Effort vs. result. The relative value of these two concepts is a fundamental dispute between our western worldview and Jewish teachings. The secular world is, as it must be, bottom-line oriented. From a Jewish perspective, it is effort, not result, that ultimately counts. G-d blessed us all with different and varying degrees of talent; thus, it would be unfair to expect similar results from all. Rather, it is the effort we expend on moral improvement, understanding a Torah text, or performing mitzvoth that is crucial. Of course, one must try to expend efforts where one will be most successful. Thus, it is crucial to make an honest self-appraisal of our talents and expend our efforts in those areas.
"And now, Israel, what does G-d want of you? Only that you remain in awe of G-d your Lord, to go in all His ways and to love Him, and to serve G-d with all your heart and all your soul" (10:12). While for Moshe, fear of G-d, love of G-d, and observing the commandments may have been easy, surely these are lifelong challenges even for those who are totally committed to these goals. The Netziv—towering rabbinic leader of 19th century Lithuanian Jewry (and beyond)—explains that, in fact, Moshe was addressing three different groups of people, exhorting each to focus on one of the above goals.
It is the leaders—political and religious—of the Jewish people who must have an extra dose of fear of the Almighty. All too often, people in positions of power—and religious leaders are no different—think they are somehow above the norms applicable to their followers. The obligation of leaders to make painful decisions—decisions that will, by definition, hurt some people—highlights this need for pure motives. Hurting somebody to further a personal agenda is inexcusable. Thus, Maimonides writes that those leaders who instil fear in others not for the sake of heaven lose their share in the World to Come (Teshuva 3:6). It is not by chance that the Torah commands that a king must have a Sefer Torah with him at all times. Even with the best motives, leaders are often powerless to effect positive change; G-d, then, surely judges them on effort, not result.
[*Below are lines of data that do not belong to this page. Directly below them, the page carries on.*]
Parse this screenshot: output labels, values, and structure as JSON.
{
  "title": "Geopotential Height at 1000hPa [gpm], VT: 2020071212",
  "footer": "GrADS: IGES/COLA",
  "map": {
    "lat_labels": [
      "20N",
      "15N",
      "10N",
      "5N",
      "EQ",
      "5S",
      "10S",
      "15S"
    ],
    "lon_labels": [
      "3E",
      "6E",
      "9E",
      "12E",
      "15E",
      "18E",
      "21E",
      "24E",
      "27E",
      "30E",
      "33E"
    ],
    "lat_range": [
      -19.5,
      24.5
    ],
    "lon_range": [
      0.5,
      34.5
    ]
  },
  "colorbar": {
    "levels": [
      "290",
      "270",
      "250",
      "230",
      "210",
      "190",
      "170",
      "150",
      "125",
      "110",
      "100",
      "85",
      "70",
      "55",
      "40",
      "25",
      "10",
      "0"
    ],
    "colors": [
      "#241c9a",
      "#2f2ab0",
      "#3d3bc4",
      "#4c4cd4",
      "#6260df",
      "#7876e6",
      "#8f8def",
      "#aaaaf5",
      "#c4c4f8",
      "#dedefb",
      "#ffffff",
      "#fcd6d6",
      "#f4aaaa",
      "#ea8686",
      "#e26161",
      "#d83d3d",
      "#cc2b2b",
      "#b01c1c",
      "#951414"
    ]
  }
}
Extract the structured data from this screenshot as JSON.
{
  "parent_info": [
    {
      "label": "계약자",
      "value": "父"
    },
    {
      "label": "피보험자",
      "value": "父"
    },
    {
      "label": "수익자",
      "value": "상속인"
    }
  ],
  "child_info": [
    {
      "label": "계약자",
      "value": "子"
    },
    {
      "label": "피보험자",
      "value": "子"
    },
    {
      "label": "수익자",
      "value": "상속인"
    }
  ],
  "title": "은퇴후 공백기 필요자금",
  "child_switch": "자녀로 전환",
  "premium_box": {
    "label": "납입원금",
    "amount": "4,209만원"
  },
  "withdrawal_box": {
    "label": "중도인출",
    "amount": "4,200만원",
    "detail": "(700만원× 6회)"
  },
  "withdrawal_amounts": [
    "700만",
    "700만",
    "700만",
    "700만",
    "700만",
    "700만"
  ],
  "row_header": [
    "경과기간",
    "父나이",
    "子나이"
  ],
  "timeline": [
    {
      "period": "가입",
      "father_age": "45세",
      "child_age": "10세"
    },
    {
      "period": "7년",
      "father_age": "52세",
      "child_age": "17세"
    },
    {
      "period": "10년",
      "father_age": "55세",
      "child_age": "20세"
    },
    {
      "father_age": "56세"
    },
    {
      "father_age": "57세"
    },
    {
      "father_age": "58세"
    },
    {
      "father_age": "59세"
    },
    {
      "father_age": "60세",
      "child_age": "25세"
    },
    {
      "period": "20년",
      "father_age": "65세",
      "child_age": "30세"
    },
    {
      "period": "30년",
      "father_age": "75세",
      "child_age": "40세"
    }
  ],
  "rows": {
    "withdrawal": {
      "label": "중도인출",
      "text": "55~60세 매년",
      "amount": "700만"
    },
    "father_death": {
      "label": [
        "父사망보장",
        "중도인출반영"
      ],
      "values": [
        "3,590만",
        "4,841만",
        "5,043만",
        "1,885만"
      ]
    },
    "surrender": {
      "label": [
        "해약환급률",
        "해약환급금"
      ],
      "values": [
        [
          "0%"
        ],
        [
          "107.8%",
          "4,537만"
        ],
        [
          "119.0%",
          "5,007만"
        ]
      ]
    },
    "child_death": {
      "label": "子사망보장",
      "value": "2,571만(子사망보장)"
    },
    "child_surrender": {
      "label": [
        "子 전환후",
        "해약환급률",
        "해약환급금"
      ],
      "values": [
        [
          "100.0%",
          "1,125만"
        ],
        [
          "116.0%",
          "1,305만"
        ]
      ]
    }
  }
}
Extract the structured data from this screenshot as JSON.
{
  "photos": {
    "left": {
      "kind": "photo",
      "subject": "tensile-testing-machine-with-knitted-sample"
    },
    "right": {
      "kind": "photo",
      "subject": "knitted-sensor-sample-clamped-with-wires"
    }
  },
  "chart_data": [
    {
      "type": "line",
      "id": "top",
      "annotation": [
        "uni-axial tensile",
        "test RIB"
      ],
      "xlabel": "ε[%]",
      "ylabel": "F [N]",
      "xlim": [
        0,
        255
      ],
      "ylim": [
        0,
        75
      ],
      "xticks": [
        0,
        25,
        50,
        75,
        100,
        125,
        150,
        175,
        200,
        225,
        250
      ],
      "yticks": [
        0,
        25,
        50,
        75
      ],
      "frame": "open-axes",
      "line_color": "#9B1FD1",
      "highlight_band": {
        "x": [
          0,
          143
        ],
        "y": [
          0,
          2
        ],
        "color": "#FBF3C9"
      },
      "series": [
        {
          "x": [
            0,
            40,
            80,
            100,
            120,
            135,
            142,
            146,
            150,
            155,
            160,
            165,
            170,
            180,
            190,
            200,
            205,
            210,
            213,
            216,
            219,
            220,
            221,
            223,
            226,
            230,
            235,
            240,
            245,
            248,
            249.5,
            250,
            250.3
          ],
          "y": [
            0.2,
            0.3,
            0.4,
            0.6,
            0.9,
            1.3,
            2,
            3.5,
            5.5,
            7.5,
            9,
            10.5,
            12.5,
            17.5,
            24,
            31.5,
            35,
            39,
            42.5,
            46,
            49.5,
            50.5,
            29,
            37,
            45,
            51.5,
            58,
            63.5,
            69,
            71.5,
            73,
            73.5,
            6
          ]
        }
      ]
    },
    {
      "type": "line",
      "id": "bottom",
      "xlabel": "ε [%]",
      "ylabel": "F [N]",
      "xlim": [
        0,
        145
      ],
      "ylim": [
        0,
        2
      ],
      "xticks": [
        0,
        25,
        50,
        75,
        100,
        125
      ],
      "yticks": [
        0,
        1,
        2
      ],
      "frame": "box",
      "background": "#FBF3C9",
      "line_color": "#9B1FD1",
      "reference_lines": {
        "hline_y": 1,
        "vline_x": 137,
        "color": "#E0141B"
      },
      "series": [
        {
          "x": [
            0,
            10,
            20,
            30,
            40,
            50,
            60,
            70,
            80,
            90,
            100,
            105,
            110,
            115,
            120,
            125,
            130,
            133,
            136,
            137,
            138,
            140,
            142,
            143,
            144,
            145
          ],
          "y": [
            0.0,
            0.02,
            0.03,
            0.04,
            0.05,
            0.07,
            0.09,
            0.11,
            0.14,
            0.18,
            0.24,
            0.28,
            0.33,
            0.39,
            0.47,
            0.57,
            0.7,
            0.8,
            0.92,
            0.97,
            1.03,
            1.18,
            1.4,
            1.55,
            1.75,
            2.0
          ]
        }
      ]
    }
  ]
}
Leaders making difficult decisions must ask themselves not what people want, but rather, what G-d demands. Blessed is the generation where these coincide.
The second demand of Moshe, to love G-d, is addressed primarily to the teachers of Torah. Teachers who lack passion and love for their subject cannot effectively inspire students. In order to love a person, one must get to know them (that's why true love grows throughout a good marriage), and loving G-d is no different. By studying G-d—i.e., His Torah—we can get to know and love Him. Learning and teaching Torah—and those who learn must teach—can only be meaningful if combined with love of G-d.
Most of us, however, are neither leaders nor even primarily teachers of the Jewish people. Rather, we are the crucial backbone of the community, those who must practice Torah in the "real" world; a world that is often at odds with our values. It is to this general populace that the third exhortation, to serve G-d, is crucial. It is easy to serve G-d in the Beit Midrash. The true mark of religiosity, however, is expressed by imbuing our day-to-day life with the mitzvoth and values of Torah. At 120, before G-d queries us regarding our devotion to Torah learning, he asks us if our monetary dealings were conducted faithfully. The Kiddush Hashem created by an honest businessmen, a dedicated health care worker, or a caring bureaucrat is the way we "go in all His ways…and serve G-d with all your heart and all your soul." May we merit to have the leaders who fear G-d, the teachers who love G-d, and the community that serves G-d.